In the case of the Exxon Valdez oil spill, Exxon Mobil faced one of the most significant non-systemic risks a company can encounter. The accident led to a significant drop in the company's stock price due to the financial burdens of the cleanup process, legal liabilities, and damage to the company's reputation. However, investors who thoroughly researched Exxon's financial strength and industry position realized that despite the significant setback, the company had the resilience to recover. Those who held onto their shares or seized the opportunity to buy during the dip were rewarded when the company's stock price rebounded.

Conversely, the 2008 housing crisis was a systemic risk that affected the entire financial market. The housing bubble, driven by loose lending practices, overvaluation of assets, and complex financial products, led to a severe financial meltdown. However, certain investors, like John Paulson, recognized the looming risk. Paulson, having researched the market extensively, shorted the housing market and turned this systemic risk into a massive profit-making opportunity. He certainly wasn’t following the herd on that one!

Defend your chart!

Andy Tanner has a simple mantra when it comes to risk management: Defend your chart!

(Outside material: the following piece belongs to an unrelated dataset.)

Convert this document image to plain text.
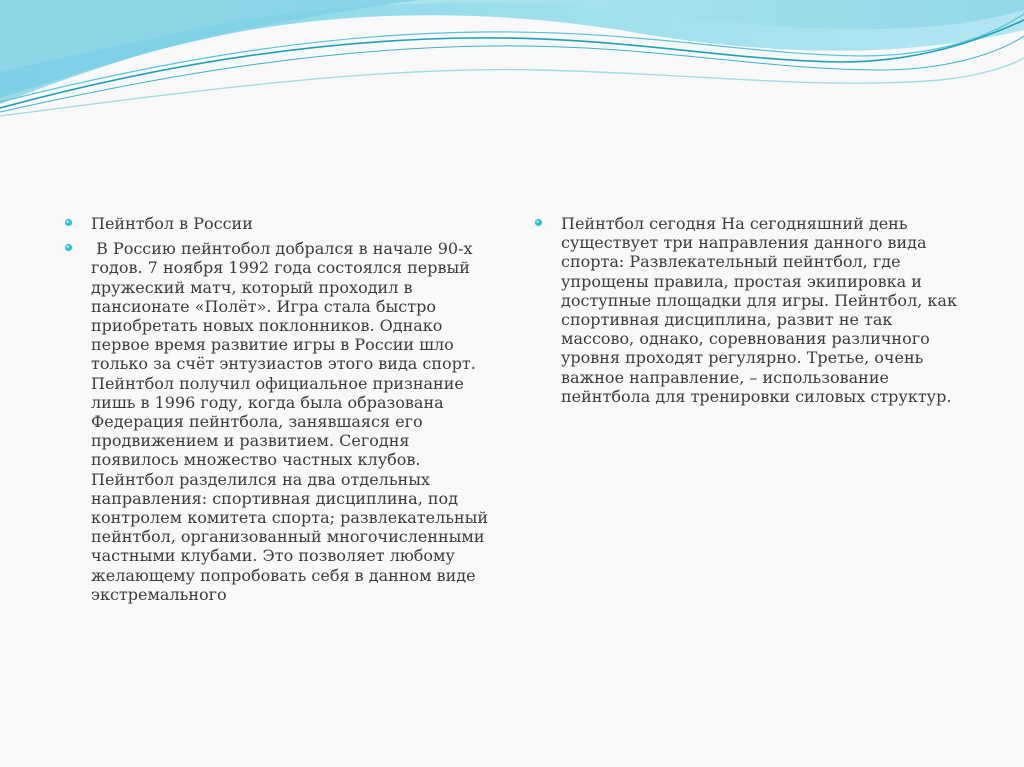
Пейнтбол в России
В Россию пейнтобол добрался в начале 90-х годов. 7 ноября 1992 года состоялся первый дружеский матч, который проходил в пансионате «Полёт». Игра стала быстро приобретать новых поклонников. Однако первое время развитие игры в России шло только за счёт энтузиастов этого вида спорт. Пейнтбол получил официальное признание лишь в 1996 году, когда была образована Федерация пейнтбола, занявшаяся его продвижением и развитием. Сегодня появилось множество частных клубов. Пейнтбол разделился на два отдельных направления: спортивная дисциплина, под контролем комитета спорта; развлекательный пейнтбол, организованный многочисленными частными клубами. Это позволяет любому желающему попробовать себя в данном виде экстремального
Пейнтбол сегодня На сегодняшний день существует три направления данного вида спорта: Развлекательный пейнтбол, где упрощены правила, простая экипировка и доступные площадки для игры. Пейнтбол, как спортивная дисциплина, развит не так массово, однако, соревнования различного уровня проходят регулярно. Третье, очень важное направление, – использование пейнтбола для тренировки силовых структур.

Risk management involves not only understanding and anticipating risks but also developing strategies to protect your investments when these risks materialize. This is where the concept of defending your chart comes into play.

You should be ever-vigilant and prepared for sudden changes in the market and have a plan for each potential outcome. This means developing an investment strategy flexible enough to adjust based on market fluctuations.

One practical approach is to pay close attention to market trends. This involves technical analysis, where investors study past market data, primarily price and volume, to predict future price movements. For example, if the trend is upwards, an investor may consider going long, buying stocks in anticipation of a price rise. Conversely, if the trend is downward, they might consider going short, selling borrowed stocks with the expectation of buying them back at a lower price.

Moreover, using options can be an effective way to defend your chart. Options allow investors to hedge their bets by buying or selling the right to buy or sell a stock at a specific price within a certain period. By employing options, investors can limit potential losses if the market moves against their predictions, providing an additional layer of protection against unpredictable market movements.

Risk management is a complex and dynamic aspect of investing. It requires ongoing education, extensive research, a keen understanding of market trends, and the discipline to adhere to your investment strategy. It necessitates acknowledging and managing the impact of emotions and biases on decision-making, utilizing strategies such as defending your chart and diversification, and taking advantage of technological advancements.

Historical events like the Exxon Valdez oil spill and the 2008 housing crisis underscore the real-world implications of both non-systemic and systemic risks, and the importance of effective risk management strategies.

By following the principles discussed in this post, you can navigate the investment landscape more confidently, manage risks effectively, and keep their financial goals well within reach.